Up For Growth, a national “moar housing” research group, publishes an annual report about underproduction of housing in 193 regions, including Chicagoland. In their 2023 report they found that there’s an underproduction of 120,383 homes in the Chicago-Naperville-Elgin, IL-IN-WI metropolitan statistical area.

This graphic shows how U4G derived that figure of missing homes.

Housing underproduction as a narrative formula:

((existing households + missing households) * 1.05 [1]) - (total housing units + second/vacation homes + uninhabitable units) = underproduction

[1] means a 5% target vacancy rate

The novel metric here is “missing households”, which are households that haven’t formed due to a lack of housing. The report’s definition:

Missing Households. Households that may not have formed due to lack of availability and affordability, e.g. households with children over 18 years of age still living with their parents or individuals or couples living together as roommates at levels exceeding historical norms.

In the Chicago region, 120,383 homes represents 3.1 percent of the housing stock in 2021, meaning we need to grow the number of homes in Chicagoland by 3.1 percent to accommodate these emerging families, graduating students, roommates, and doubled-up tenants.
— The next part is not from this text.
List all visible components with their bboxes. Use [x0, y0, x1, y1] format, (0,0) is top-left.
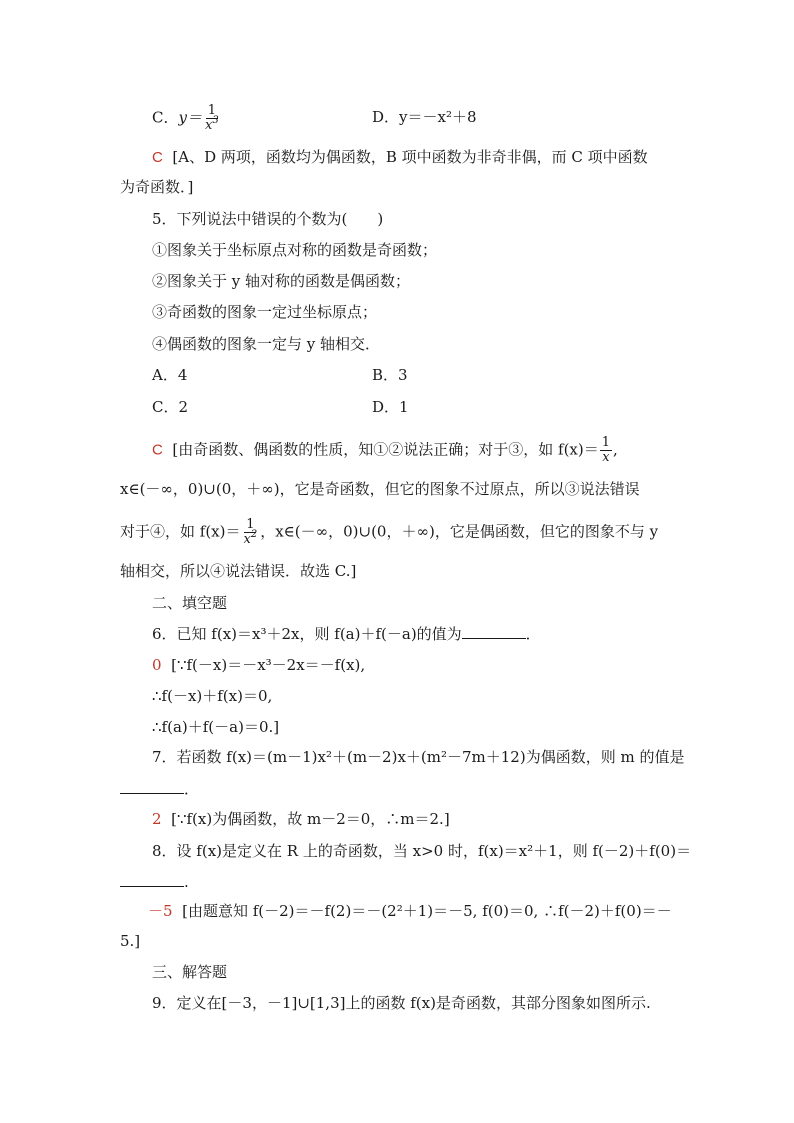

The necessary expansion of housing is greater than 3.1 percent, however, to accommodate migration and homes no longer in the market due to various forms of vacancy.

We also need more housing to help prices flatten or go down, and reduce the number of households that are cost-burdened. Among the top 10 cities with the most housing underproduction, Chicago has the lowest share of households which are cost-burdened, at 46.0 percent.